BkkCoins,
Are you sure the firmware can handle everything ok? It only has 1Kbytes of SRAM.
I'm about to order boards for the Quarter Stick DIY and I wanted to make sure.
thanks.
I believe so. Work so far indicates that it will be very close with a work queue of 4 items (192 bytes), and a 108 byte buffer for pushing work. So if it gets too tight for that I may have to drop to only 2 work items queued. Compiled with the USB stack it's using about half the RAM, without my code and work queue, (and 727 bytes with my code but no push buffer yet), but I also think that could be optimized and reduced a some if really need be (the stack seems a little bloated in C instead of assembly. I can't fathom why they didn't do it in assembly for something that could be included in every PIC - though maybe they expect their users to optimize their own versions). By slowing down the push-work a bit with a buffer switch mid-way, I could cut 48 bytes and keep the queue at 4 but I haven't gone over everything looking to optimize RAM.
Also, I haven't tried the Pro XC-8 yet. Apparently it cuts down a lot of code space, though whether it can get much better at RAM use is questionable. I'll have a better estimate later this afternoon after I integrate in the "push work" assembly code. I'd code everything in assembler before giving up.

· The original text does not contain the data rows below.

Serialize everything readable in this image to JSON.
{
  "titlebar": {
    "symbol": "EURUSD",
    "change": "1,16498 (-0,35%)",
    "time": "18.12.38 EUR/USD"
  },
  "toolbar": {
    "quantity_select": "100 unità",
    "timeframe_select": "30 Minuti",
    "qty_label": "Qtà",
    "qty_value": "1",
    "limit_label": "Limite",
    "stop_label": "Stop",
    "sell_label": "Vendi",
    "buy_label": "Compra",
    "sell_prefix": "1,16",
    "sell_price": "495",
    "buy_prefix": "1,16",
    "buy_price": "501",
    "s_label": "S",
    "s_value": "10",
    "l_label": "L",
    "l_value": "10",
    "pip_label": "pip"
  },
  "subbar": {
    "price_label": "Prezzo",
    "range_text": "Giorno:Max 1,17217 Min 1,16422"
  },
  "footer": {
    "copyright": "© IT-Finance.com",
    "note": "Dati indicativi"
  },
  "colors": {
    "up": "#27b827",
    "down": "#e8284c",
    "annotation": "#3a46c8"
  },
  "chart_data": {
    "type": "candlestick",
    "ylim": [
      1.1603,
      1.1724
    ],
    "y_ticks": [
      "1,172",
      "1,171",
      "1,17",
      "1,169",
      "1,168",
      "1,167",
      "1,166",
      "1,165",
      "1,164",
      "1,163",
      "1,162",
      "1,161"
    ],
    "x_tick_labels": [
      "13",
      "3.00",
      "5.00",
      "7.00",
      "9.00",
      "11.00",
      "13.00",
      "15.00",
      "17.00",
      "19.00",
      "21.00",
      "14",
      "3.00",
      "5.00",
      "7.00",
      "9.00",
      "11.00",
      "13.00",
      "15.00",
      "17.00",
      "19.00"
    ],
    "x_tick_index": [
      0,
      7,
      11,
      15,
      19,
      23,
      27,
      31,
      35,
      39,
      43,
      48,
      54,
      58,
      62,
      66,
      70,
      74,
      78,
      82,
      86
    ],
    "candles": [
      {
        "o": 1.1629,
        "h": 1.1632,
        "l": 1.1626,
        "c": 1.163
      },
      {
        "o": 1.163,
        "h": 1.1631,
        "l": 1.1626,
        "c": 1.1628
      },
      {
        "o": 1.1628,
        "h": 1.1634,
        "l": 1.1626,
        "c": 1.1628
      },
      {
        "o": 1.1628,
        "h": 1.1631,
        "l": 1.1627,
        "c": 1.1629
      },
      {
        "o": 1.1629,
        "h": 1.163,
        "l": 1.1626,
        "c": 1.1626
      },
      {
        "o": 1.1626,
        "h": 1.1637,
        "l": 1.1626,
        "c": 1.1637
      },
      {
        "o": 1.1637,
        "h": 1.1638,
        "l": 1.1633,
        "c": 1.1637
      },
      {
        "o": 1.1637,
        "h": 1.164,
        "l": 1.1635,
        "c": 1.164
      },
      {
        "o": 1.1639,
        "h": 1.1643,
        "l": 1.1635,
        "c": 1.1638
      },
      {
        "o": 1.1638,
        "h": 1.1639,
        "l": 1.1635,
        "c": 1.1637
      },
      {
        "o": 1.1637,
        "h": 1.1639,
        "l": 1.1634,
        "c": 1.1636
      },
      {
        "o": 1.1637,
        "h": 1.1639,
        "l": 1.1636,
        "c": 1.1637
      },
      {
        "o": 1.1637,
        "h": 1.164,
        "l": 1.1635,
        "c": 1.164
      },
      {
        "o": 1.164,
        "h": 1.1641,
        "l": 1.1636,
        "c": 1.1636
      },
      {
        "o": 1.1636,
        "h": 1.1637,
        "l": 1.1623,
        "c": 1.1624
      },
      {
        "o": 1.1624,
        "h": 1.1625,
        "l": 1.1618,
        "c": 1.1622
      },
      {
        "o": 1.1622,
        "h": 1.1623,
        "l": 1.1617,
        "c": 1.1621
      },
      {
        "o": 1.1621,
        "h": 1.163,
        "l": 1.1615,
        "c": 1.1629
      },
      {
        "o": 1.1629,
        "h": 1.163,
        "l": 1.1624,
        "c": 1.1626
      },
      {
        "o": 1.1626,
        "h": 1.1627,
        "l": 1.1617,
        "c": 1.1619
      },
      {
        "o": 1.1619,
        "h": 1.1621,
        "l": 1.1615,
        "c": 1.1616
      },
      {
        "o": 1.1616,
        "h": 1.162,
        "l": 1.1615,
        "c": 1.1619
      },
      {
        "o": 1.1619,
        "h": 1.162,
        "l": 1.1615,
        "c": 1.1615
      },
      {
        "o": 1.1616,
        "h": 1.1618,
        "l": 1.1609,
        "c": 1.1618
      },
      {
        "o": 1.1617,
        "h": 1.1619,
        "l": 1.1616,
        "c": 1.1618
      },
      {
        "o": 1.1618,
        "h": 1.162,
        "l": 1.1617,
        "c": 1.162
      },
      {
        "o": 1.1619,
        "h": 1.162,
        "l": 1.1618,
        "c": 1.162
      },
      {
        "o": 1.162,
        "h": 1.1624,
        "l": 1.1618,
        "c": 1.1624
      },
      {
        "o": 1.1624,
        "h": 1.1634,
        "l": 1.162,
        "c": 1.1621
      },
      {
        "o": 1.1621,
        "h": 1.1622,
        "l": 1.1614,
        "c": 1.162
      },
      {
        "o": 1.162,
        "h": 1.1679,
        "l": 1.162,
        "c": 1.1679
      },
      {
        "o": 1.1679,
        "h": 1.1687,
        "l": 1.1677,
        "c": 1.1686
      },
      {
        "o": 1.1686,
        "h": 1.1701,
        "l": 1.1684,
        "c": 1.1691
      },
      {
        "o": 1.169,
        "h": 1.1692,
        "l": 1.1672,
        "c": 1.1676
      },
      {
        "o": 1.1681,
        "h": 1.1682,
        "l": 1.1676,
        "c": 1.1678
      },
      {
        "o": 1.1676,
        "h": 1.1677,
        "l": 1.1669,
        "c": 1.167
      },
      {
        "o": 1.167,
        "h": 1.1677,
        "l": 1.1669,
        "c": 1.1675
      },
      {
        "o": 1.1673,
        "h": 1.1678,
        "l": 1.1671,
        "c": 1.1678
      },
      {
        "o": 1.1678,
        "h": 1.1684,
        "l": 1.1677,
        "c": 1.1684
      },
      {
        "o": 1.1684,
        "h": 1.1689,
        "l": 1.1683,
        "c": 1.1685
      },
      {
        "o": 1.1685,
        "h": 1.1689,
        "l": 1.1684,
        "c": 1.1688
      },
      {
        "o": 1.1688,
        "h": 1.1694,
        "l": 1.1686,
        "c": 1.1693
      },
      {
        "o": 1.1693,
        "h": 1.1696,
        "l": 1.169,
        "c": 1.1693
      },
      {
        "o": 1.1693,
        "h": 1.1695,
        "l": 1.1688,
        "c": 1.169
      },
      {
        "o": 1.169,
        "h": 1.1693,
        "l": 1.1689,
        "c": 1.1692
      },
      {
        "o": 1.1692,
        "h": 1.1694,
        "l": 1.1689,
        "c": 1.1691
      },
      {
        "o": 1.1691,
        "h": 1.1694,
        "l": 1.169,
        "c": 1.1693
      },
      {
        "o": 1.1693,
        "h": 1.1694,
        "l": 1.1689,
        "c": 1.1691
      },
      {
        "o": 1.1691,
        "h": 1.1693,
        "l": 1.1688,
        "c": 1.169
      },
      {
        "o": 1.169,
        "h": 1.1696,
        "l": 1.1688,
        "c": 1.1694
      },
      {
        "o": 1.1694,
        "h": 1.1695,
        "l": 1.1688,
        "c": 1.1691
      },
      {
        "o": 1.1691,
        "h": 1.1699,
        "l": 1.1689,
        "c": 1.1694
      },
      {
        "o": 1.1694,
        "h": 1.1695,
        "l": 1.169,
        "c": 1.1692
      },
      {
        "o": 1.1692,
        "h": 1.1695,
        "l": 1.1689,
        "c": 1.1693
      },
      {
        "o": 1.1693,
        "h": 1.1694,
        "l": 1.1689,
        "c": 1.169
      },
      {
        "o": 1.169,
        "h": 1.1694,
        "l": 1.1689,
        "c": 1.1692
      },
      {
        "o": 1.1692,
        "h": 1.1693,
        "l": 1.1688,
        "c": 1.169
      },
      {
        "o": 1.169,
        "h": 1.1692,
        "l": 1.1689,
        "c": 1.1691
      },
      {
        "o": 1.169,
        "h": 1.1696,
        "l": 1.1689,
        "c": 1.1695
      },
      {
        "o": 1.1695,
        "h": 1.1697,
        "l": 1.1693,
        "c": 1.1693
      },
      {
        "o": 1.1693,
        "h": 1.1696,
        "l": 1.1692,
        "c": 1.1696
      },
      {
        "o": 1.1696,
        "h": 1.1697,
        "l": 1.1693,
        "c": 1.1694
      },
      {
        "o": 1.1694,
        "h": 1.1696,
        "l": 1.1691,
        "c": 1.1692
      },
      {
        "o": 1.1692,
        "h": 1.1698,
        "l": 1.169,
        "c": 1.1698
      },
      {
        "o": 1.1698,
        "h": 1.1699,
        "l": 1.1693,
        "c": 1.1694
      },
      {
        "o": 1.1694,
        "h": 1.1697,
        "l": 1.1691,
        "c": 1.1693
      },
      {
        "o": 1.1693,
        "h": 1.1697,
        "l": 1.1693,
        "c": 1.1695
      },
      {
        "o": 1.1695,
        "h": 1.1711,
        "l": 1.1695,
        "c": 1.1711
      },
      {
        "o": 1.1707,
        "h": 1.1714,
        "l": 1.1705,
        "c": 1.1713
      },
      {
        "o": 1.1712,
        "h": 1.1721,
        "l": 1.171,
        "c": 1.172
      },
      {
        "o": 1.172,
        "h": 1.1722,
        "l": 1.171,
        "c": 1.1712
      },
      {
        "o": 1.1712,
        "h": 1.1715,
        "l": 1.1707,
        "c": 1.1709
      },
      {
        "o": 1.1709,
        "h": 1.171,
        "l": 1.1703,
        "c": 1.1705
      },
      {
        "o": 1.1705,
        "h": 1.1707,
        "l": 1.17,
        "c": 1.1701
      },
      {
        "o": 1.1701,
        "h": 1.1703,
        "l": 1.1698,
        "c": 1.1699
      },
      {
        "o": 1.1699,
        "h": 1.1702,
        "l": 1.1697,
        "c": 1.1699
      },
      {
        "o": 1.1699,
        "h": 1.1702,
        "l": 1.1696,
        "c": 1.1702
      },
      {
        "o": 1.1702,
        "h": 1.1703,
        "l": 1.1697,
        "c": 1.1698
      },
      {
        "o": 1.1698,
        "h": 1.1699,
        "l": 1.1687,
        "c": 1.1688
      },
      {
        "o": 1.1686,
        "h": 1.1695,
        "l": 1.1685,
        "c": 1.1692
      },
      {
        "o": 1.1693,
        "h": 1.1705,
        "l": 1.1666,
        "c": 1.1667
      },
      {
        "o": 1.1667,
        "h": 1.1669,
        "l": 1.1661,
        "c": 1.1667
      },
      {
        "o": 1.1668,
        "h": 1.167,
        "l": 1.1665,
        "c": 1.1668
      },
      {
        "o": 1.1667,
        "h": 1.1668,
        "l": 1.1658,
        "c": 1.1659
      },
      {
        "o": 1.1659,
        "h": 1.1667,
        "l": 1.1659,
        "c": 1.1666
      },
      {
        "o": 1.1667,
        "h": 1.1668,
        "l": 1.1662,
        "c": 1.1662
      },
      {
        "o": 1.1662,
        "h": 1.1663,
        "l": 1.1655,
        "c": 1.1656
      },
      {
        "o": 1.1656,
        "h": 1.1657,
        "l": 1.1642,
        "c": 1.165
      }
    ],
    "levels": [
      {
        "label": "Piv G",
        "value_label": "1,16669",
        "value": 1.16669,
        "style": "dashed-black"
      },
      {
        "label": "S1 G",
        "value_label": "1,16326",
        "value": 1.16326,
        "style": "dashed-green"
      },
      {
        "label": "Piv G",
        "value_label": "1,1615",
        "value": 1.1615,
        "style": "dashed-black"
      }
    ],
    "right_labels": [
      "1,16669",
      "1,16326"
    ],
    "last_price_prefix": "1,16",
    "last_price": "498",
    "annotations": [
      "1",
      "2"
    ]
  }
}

An output queue also reduces the work required by the miner dramatically.
The BFL SC code we wrote has an independent thread that simply checks for results and times those checks to attempt to minimise the polling - this makes the process of getting results optimal in the extreme.
If we know the queue is 2 (or 4 or 8 ) in size then we know we only have to poll at most twice per expected result (or even less if the time per result is less than 100ms) to ensure work is getting returned and the queue isn't filling up
If, on the other hand, there is no queue, then we need to poll as required to avoid losing results and to keep synchronisation - and 'as required' can be good or bad depending on how the output works.